I don’t need all my tools to be shiny and neat, but I do want them to last. Since moving here I’ve had to work a lot more to keep rust at bay. The tool chest is lined with anti-corrosion emitters and everything gets a good wipe down with a dry rag and/or brush before being put away. I try so hard not to blow dust out.
The friction from use keeps plane soles and cutting edges fairly clean. The parts I touch and leave sweaty meat prints on suffer. So I started experimenting with ways to get a barrier between me and the steel.
Boeshield T-9 spray is great if you’re putting tools up to store, not if you’re using them. It’s a bit greasy (as lubes are wont to be) and wipes off. Pretty much the same for conservators wax. ProtecTool Wax did a bit better, but doesn’t hold up after a few uses. I was wiping on a coat after nearly every session in the shop, and that stuff ain’t cheap.
To be fair, this may not be the best test case for these products. Outside of dipping everything in hot vinyl, nothing is going to stay on the tools forever. But cleaning and rust prevention are like sharpening to me, the less I have to do it the better.
Somewhere I read that shellac was a good barrier. I took some garnet that was lying around and tested it on a few planes and chisels. It actually holds up to my manhandling over many uses, but comes off immediately with wood friction. Say, the side of a plane used for shooting. And while the aesthetics of my tools isn’t paramount, garnet shellac can make it look like your Stanley is shedding an old tan.

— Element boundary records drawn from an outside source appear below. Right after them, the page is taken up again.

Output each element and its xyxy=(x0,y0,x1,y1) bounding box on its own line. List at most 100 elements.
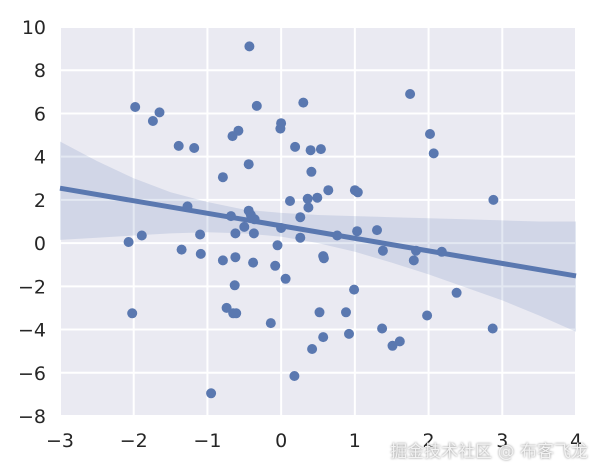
data-point xyxy=(176,244,187,255)
data-point xyxy=(298,97,309,108)
data-point xyxy=(411,245,421,256)
y-tick-label: 4 xyxy=(34,147,46,169)
data-point xyxy=(305,145,316,156)
y-tick-label: 0 xyxy=(34,233,46,255)
confidence-band xyxy=(60,141,576,332)
data-point xyxy=(451,287,462,298)
data-point xyxy=(408,255,419,266)
data-point xyxy=(195,248,206,259)
data-point xyxy=(239,221,250,232)
data-point xyxy=(230,252,241,263)
data-point xyxy=(314,307,325,318)
data-point xyxy=(136,230,147,241)
y-tick-label: 6 xyxy=(34,103,46,125)
data-point xyxy=(352,187,363,198)
data-point xyxy=(123,237,134,247)
data-point xyxy=(127,308,138,319)
data-point xyxy=(303,202,314,213)
watermark: 掘金技术社区 @ 布客飞龙 xyxy=(390,442,588,462)
data-point xyxy=(229,280,240,291)
data-point xyxy=(436,246,447,257)
data-point xyxy=(307,344,318,354)
data-point xyxy=(318,332,329,343)
x-tick-label: 1 xyxy=(349,430,361,452)
data-point xyxy=(275,123,286,134)
data-point xyxy=(265,318,276,329)
data-point xyxy=(230,228,241,239)
data-point xyxy=(394,336,405,347)
x-tick-label: 0 xyxy=(275,430,287,452)
y-tick-label: 2 xyxy=(34,190,46,212)
data-point xyxy=(352,226,363,237)
data-point xyxy=(227,131,238,142)
data-point xyxy=(244,41,255,52)
data-point xyxy=(377,323,388,334)
data-point xyxy=(270,260,281,271)
x-tick-label: −3 xyxy=(46,430,74,452)
data-point xyxy=(189,143,200,153)
data-point xyxy=(387,340,398,351)
data-point xyxy=(428,148,439,159)
data-point xyxy=(349,284,360,295)
y-tick-label: −2 xyxy=(18,276,46,298)
y-tick-label: −8 xyxy=(18,406,46,428)
x-tick-label: 2 xyxy=(423,430,435,452)
scatter-points xyxy=(123,41,499,399)
data-point xyxy=(306,166,317,177)
confidence-band-area xyxy=(60,141,576,332)
data-point xyxy=(195,229,206,240)
data-point xyxy=(290,141,301,152)
data-point xyxy=(487,323,498,334)
data-point xyxy=(315,144,326,155)
data-point xyxy=(272,240,283,251)
y-tick-label: 10 xyxy=(22,17,46,39)
data-point xyxy=(243,159,254,170)
data-point xyxy=(422,310,433,321)
data-point xyxy=(226,211,236,222)
data-point xyxy=(377,245,388,256)
data-point xyxy=(332,230,343,241)
data-point xyxy=(147,116,158,126)
data-point xyxy=(249,214,260,225)
data-point xyxy=(285,196,295,206)
y-tick-label: −6 xyxy=(18,363,46,385)
data-point xyxy=(289,371,300,381)
data-point xyxy=(217,255,228,266)
data-point xyxy=(302,193,313,204)
data-point xyxy=(318,253,329,264)
x-tick-labels: −3 −2 −1 0 1 2 3 4 xyxy=(46,430,582,452)
data-point xyxy=(182,201,193,212)
regression-line xyxy=(59,185,577,279)
data-point xyxy=(323,185,334,196)
data-point xyxy=(206,388,217,399)
x-tick-label: 4 xyxy=(570,430,582,452)
data-point xyxy=(280,273,291,284)
y-tick-labels: −8 −6 −4 −2 0 2 4 6 8 10 xyxy=(18,17,46,428)
data-point xyxy=(221,302,232,313)
data-point xyxy=(276,223,287,233)
x-tick-label: 3 xyxy=(496,430,508,452)
x-tick-label: −1 xyxy=(193,430,221,452)
data-point xyxy=(217,172,228,183)
data-point xyxy=(295,212,306,223)
x-tick-label: −2 xyxy=(120,430,148,452)
data-point xyxy=(248,257,259,268)
data-point xyxy=(312,192,323,203)
data-point xyxy=(251,100,262,111)
data-point xyxy=(344,328,354,339)
data-point xyxy=(488,194,499,205)
plot-background xyxy=(60,27,576,416)
data-point xyxy=(231,308,242,319)
data-point xyxy=(130,102,141,112)
data-point xyxy=(405,89,416,99)
data-point xyxy=(154,107,165,118)
data-point xyxy=(425,129,435,139)
y-tick-label: −4 xyxy=(18,320,46,342)
data-point xyxy=(372,225,382,236)
regression-line-group xyxy=(59,185,577,279)
data-point xyxy=(173,140,184,151)
data-point xyxy=(341,307,351,318)
data-point xyxy=(295,232,306,243)
data-point xyxy=(248,228,259,239)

After a recent clean up I put several coats of paste wax on the tools. I’d made a batch with a healthy ratio of carnauba, and I’m hoping that the hardness of that will hold out a bit longer. So far, so good, with the added benefit of making the plane soles a bit slicker.
Further alchemical exploration may be necessary. Possibly blonde shellac followed by paste wax. Or mixing ProtecTool with carnauba. Vamos a ver, no?